Given a certain table of type
| A | B | C |
|---|---|---|
| t | r | 1 |
| t | r | 1 |
| n | j | 2 |
| n | j | 2 |
| n | j | 2 |
I would like to group on A and B and only take the number of rows specified by C
So the desired output would be
| A | B | C |
|---|---|---|
| t | r | 1 |
| n | j | 2 |
| n | j | 2 |
I am trying to achieve that through this function but with no luck
df.groupby(['A', 'B']).agg(lambda x: x.head(df.C))
CodePudding user response:
You can use groupby.cumcount and boolean indexing:
out = df[df['C'].gt(df.groupby(['A', 'B']).cumcount())]
Or with a classical groupby.apply:
(df.groupby(['A', 'B'], sort=False, as_index=False, group_keys=False)

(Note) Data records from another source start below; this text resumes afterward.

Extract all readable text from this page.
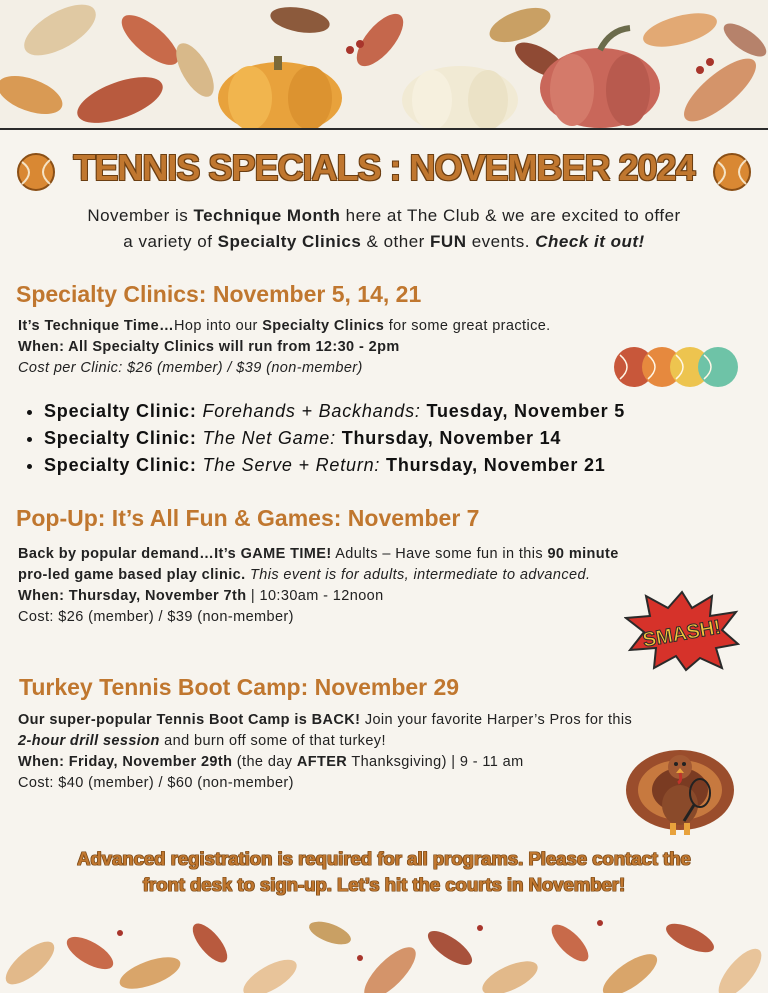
TENNIS SPECIALS : NOVEMBER 2024
November is Technique Month here at The Club & we are excited to offer
a variety of Specialty Clinics & other FUN events. Check it out!
Specialty Clinics: November 5, 14, 21
It’s Technique Time…Hop into our Specialty Clinics for some great practice.
When: All Specialty Clinics will run from 12:30 - 2pm
Cost per Clinic: $26 (member) / $39 (non-member)
• Specialty Clinic: Forehands + Backhands: Tuesday, November 5
• Specialty Clinic: The Net Game: Thursday, November 14
• Specialty Clinic: The Serve + Return: Thursday, November 21
Pop-Up: It’s All Fun & Games: November 7
Back by popular demand…It’s GAME TIME! Adults – Have some fun in this 90 minute
pro-led game based play clinic. This event is for adults, intermediate to advanced.
When: Thursday, November 7th | 10:30am - 12noon
Cost: $26 (member) / $39 (non-member)	SMASH!
Turkey Tennis Boot Camp: November 29
Our super-popular Tennis Boot Camp is BACK! Join your favorite Harper’s Pros for this
2-hour drill session and burn off some of that turkey!
When: Friday, November 29th (the day AFTER Thanksgiving) | 9 - 11 am
Cost: $40 (member) / $60 (non-member)
Advanced registration is required for all programs. Please contact the
front desk to sign-up. Let’s hit the courts in November!
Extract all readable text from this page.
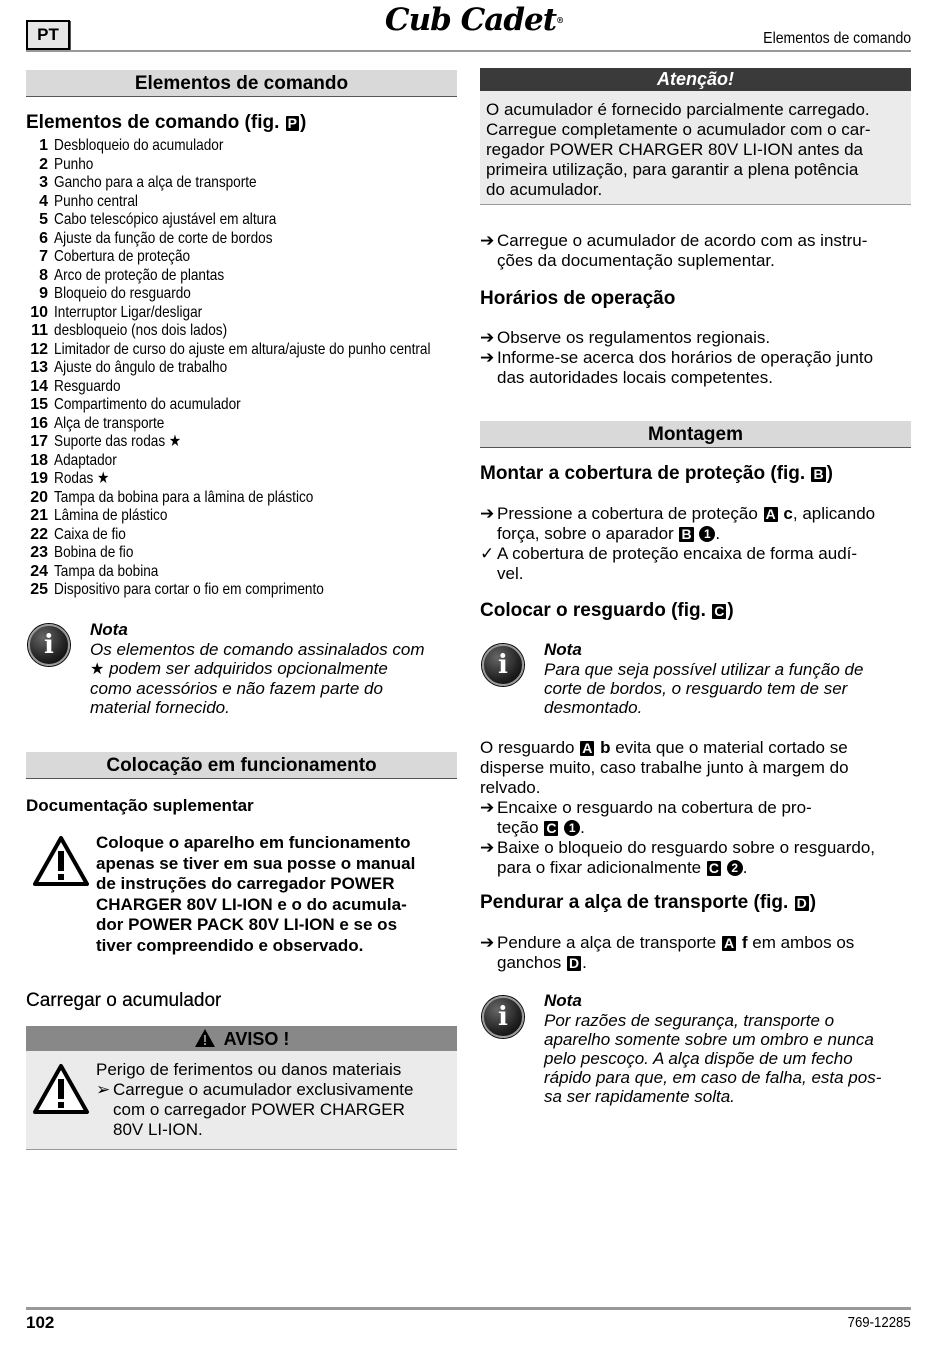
PT	Cub Cadet®
Elementos de comando
Elementos de comando
Elementos de comando (fig. P )
1 Desbloqueio do acumulador
2 Punho
3 Gancho para a alça de transporte
4 Punho central
5 Cabo telescópico ajustável em altura
6 Ajuste da função de corte de bordos
7 Cobertura de proteção
8 Arco de proteção de plantas
9 Bloqueio do resguardo
10 Interruptor Ligar/desligar
11 desbloqueio (nos dois lados)
12 Limitador de curso do ajuste em altura/ajuste do punho central
13 Ajuste do ângulo de trabalho
14 Resguardo
15 Compartimento do acumulador
16 Alça de transporte
17 Suporte das rodas ★
18 Adaptador
19 Rodas ★
20 Tampa da bobina para a lâmina de plástico
21 Lâmina de plástico
22 Caixa de fio
23 Bobina de fio
24 Tampa da bobina
25 Dispositivo para cortar o fio em comprimento
i
Nota
Os elementos de comando assinalados com
★ podem ser adquiridos opcionalmente
como acessórios e não fazem parte do
material fornecido.
Colocação em funcionamento
Documentação suplementar
Coloque o aparelho em funcionamento
apenas se tiver em sua posse o manual
de instruções do carregador POWER
CHARGER 80V LI-ION e o do acumula-
dor POWER PACK 80V LI-ION e se os
tiver compreendido e observado.
Carregar o acumulador
AVISO !
Perigo de ferimentos ou danos materiais
➢ Carregue o acumulador exclusivamente
com o carregador POWER CHARGER
80V LI-ION.
Atenção!
O acumulador é fornecido parcialmente carregado.
Carregue completamente o acumulador com o car-
regador POWER CHARGER 80V LI-ION antes da
primeira utilização, para garantir a plena potência
do acumulador.
➔ Carregue o acumulador de acordo com as instru-
ções da documentação suplementar.
Horários de operação
➔ Observe os regulamentos regionais.
➔ Informe-se acerca dos horários de operação junto
das autoridades locais competentes.
Montagem
Montar a cobertura de proteção (fig. B )
➔ Pressione a cobertura de proteção A c, aplicando
força, sobre o aparador B 1 .
✓ A cobertura de proteção encaixa de forma audí-
vel.
Colocar o resguardo (fig. C )
i
Nota
Para que seja possível utilizar a função de
corte de bordos, o resguardo tem de ser
desmontado.
O resguardo A b evita que o material cortado se
disperse muito, caso trabalhe junto à margem do
relvado.
➔ Encaixe o resguardo na cobertura de pro-
teção C 1 .
➔ Baixe o bloqueio do resguardo sobre o resguardo,
para o fixar adicionalmente C 2 .
Pendurar a alça de transporte (fig. D )
➔ Pendure a alça de transporte A f em ambos os
ganchos D .
i
Nota
Por razões de segurança, transporte o
aparelho somente sobre um ombro e nunca
pelo pescoço. A alça dispõe de um fecho
rápido para que, em caso de falha, esta pos-
sa ser rapidamente solta.
102	769-12285
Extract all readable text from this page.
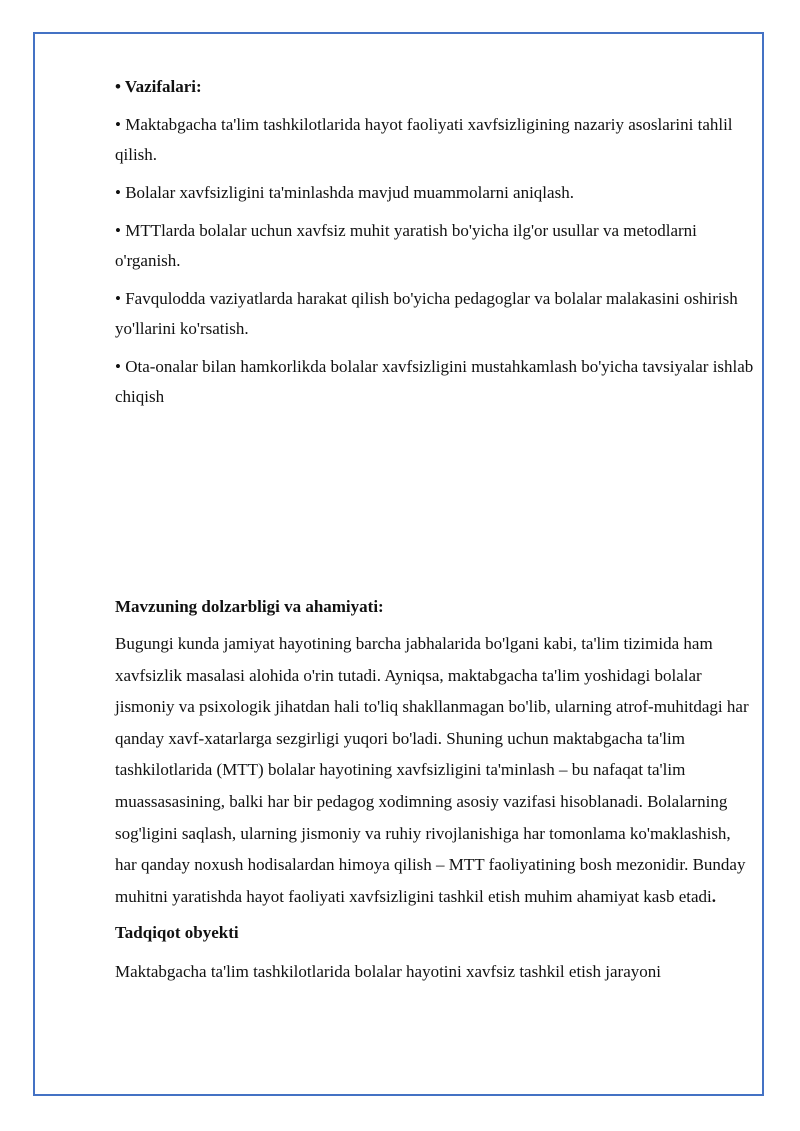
• Vazifalari:

• Maktabgacha ta'lim tashkilotlarida hayot faoliyati xavfsizligining nazariy asoslarini tahlil qilish.

• Bolalar xavfsizligini ta'minlashda mavjud muammolarni aniqlash.

• MTTlarda bolalar uchun xavfsiz muhit yaratish bo'yicha ilg'or usullar va metodlarni o'rganish.

• Favqulodda vaziyatlarda harakat qilish bo'yicha pedagoglar va bolalar malakasini oshirish yo'llarini ko'rsatish.

• Ota-onalar bilan hamkorlikda bolalar xavfsizligini mustahkamlash bo'yicha tavsiyalar ishlab chiqish

Mavzuning dolzarbligi va ahamiyati:

Bugungi kunda jamiyat hayotining barcha jabhalarida bo'lgani kabi, ta'lim tizimida ham xavfsizlik masalasi alohida o'rin tutadi. Ayniqsa, maktabgacha ta'lim yoshidagi bolalar jismoniy va psixologik jihatdan hali to'liq shakllanmagan bo'lib, ularning atrof-muhitdagi har qanday xavf-xatarlarga sezgirligi yuqori bo'ladi. Shuning uchun maktabgacha ta'lim tashkilotlarida (MTT) bolalar hayotining xavfsizligini ta'minlash – bu nafaqat ta'lim muassasasining, balki har bir pedagog xodimning asosiy vazifasi hisoblanadi. Bolalarning sog'ligini saqlash, ularning jismoniy va ruhiy rivojlanishiga har tomonlama ko'maklashish, har qanday noxush hodisalardan himoya qilish – MTT faoliyatining bosh mezonidir. Bunday muhitni yaratishda hayot faoliyati xavfsizligini tashkil etish muhim ahamiyat kasb etadi.

Tadqiqot obyekti

Maktabgacha ta'lim tashkilotlarida bolalar hayotini xavfsiz tashkil etish jarayoni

.apply(lambda g: g.head(g['C'].iloc[0]))
)
output:
A B C
0 t r 1
2 n j 2
3 n j 2
Intermediates for the groupby.cumcount approach:
A B C cumcount C > cumcount
0 t r 1 0 True
1 t r 1 1 False
2 n j 2 0 True
3 n j 2 1 True
4 n j 2 2 False
CodePudding user response:
The following seems to work and is based on GroupBy.nth:
df[::-1].groupby(['A', 'B'], as_index=False).nth(df['C'])
Output:
A B C
3 n j 2
2 n j 2
0 t r 1